Wednesday, November 12, 2008
Guns, alcohol, and off-duty cops
There's a quiet debate taking place in the corridors of City Hall. Los Angeles County Sheriff Lee Baca wants to implement one of the nation's toughest policies barring deputies from carrying firearms when they are under the influence of alcohol. But the deputies' union adamently opposes any restrictions on a deputy's ability to carry a weapon while off-duty.
I'm not sure what's worse, the fact that a policy doesn't already exist banning off-duty cops from carrying guns while intoxicated, or the fact that some cops are actually stupid enough to bring their guns along on a night out boozing with the boys. Guns, alcohol, and unstable cops who joined the force because of a deep rooted sense of powerlessness and insecurity in their personal lives - there's a recipe for disaster.
Baca is pushing for this new policy because as he notes there has been a "very disturbing" rise in alcohol-related misconduct among his deputies. This year alone, 61 deputies have been arrested on alcohol-related charges. Of those, 39 were accused of driving under the influence, nearly twice the average of recent years. Many of those arrested were armed. Furthermore since 2004, more than a dozen sherrif's deputies have been involved in incidents in which they were accused of displaying or shooting a gun while under the influence of alcohol. Union leaders say the sheriff's plan would put deputies in danger. "What Sheriff Baca wants to do is disarm the deputy and embolden the dangerous individual", said Steve Remige, president of the Association for Los Angeles Deputy Sheriffs.
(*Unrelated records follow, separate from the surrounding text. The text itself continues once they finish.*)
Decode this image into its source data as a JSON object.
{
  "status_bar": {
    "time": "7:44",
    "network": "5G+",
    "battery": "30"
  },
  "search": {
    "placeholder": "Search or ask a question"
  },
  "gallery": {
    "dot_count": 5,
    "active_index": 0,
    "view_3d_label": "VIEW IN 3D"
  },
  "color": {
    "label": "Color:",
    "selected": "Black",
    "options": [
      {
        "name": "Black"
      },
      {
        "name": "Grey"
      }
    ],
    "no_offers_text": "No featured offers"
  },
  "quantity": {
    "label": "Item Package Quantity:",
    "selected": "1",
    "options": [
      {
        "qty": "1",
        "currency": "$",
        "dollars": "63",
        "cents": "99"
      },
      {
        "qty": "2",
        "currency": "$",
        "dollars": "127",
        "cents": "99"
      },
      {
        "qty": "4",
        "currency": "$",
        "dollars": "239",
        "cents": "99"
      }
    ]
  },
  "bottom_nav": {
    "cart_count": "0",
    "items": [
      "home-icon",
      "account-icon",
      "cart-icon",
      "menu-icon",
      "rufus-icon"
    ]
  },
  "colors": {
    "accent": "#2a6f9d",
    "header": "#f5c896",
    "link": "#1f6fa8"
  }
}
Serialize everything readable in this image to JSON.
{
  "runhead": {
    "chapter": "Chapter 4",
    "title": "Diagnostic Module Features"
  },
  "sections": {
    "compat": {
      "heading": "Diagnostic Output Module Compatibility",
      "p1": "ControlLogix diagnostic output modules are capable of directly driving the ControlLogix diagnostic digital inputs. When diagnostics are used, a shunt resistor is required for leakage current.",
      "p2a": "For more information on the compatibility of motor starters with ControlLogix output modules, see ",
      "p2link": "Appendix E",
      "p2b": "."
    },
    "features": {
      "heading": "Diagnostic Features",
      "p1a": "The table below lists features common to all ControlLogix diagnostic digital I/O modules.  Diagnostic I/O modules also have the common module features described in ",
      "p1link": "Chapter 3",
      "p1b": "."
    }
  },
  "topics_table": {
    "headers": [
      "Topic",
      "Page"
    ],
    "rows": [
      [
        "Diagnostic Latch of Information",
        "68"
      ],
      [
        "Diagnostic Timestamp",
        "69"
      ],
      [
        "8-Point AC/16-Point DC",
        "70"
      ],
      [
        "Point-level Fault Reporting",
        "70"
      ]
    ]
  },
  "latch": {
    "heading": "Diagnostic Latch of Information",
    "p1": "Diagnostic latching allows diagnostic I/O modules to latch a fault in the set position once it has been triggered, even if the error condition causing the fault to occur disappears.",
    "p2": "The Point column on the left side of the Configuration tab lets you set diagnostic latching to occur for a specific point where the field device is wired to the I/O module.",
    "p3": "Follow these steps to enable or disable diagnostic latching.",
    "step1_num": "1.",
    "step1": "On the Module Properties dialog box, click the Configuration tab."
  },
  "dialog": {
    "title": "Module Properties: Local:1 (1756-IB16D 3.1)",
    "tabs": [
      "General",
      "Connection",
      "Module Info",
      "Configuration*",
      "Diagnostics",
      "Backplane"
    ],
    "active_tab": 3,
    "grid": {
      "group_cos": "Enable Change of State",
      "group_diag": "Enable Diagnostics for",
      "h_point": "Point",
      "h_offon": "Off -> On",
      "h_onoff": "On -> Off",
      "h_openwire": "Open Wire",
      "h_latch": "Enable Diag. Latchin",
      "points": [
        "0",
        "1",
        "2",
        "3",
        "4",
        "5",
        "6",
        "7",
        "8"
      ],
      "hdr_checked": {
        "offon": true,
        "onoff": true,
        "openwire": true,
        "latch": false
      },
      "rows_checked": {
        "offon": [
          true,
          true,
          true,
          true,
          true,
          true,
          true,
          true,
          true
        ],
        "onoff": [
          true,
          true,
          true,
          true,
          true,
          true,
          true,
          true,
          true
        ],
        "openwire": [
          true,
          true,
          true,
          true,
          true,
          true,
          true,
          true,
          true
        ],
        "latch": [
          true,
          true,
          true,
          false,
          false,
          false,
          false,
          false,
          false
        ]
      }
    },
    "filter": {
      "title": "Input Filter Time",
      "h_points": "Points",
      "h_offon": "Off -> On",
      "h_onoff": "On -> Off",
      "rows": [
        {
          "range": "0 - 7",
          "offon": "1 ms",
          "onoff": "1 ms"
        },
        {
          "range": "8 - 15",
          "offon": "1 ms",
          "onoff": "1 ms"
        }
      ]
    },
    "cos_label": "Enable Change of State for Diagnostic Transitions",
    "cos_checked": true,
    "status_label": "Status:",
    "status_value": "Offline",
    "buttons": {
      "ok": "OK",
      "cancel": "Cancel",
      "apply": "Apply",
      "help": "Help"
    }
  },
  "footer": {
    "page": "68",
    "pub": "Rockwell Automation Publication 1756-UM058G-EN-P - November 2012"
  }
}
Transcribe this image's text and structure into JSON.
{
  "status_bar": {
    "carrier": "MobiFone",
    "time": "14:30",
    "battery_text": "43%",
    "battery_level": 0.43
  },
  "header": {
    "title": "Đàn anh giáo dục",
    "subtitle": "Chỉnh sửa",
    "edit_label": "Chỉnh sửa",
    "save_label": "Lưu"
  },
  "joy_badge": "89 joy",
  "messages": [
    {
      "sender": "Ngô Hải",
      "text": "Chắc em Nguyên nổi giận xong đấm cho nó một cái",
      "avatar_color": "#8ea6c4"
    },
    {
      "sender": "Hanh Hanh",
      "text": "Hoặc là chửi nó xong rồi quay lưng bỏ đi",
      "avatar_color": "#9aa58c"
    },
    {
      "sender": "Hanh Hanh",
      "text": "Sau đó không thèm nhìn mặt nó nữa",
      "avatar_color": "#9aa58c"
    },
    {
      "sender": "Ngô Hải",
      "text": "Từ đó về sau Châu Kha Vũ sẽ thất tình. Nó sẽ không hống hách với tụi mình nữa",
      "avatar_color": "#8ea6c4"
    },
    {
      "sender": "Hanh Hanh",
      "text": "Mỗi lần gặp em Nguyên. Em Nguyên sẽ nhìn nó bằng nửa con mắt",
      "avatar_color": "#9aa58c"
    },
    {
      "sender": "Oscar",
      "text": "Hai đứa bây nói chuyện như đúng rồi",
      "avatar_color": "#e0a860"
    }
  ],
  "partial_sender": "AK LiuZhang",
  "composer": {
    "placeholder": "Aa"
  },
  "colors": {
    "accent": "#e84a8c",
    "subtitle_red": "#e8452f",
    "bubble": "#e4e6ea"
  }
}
Like a drunk ego maniac carrying a gun isn't himself a dangerous individual? Why are statements from union heads always filled with so much irony? I digress... the scary thing is that very few local agencies have taken a position on off-duty drinking.
The Los Angeles Police Department, for example, has no policy restricting an officer's consumption of alcohol while carrying a weapon. The Orange County Sheriff's Department also has no specific policy, but officials said "common sense" would hold that deputies under the influence should not be in possession of firearms.
You would think this to be the case but what about New Year's eve of 2008, when an off-duty deputy who had been drinking at a party in Los Angeles accidentally shot a man in the leg while trying to show off a new holster? The duputy has been placed on leave. Or what about in 2004, when an off-duty deputy, driving while under the influence, hit another vehicle and was accused of pointing his gun at men from the other vehicle when they approached him? The deputy pleaded guilty to drunk driving and was suspended from the Sheriff's Department for 15 days. Or how about in 2003, when an off-duty deputy, who was drinking with friends at a bar, tussled with a security guard and then attempted to intimidate the guard by displaying a firearm in his waistband? Or how about in 2006, when Los Angeles County Sherrif's deputy Chris Sullivan, recently back from a tour in Iraq, went out with a buddy to celebrate his return and ended the night by shooting his friend in the mouth and killing him? Sullivan was heavily intoxicated at the time of the shooting.
I stongly believe that the majority of police officers joined the force for the right reasons and I also believe that the majority of police officers exercise good judgment on a regular basis. But like anything else in life it's a numbers game. For every 1000 stand-up cops who do the right thing all the time, there's inevitably 1 dip shit cop who'll decide that bringing his loaded 9-millimeter Beretta along for a weekend bender with the boys is somehow a good idea. Do the right thing here Sheriff's Union of Los Angeles and accept Sheriff Baca's new policy. Given the rise in alcohol-related incidents involving deputies, it makes too much sense not too. Not only will it make the city of Los Angeles a safer place for its citizens, but it will also help prevent a few bad eggs from giving the entire department a bad name.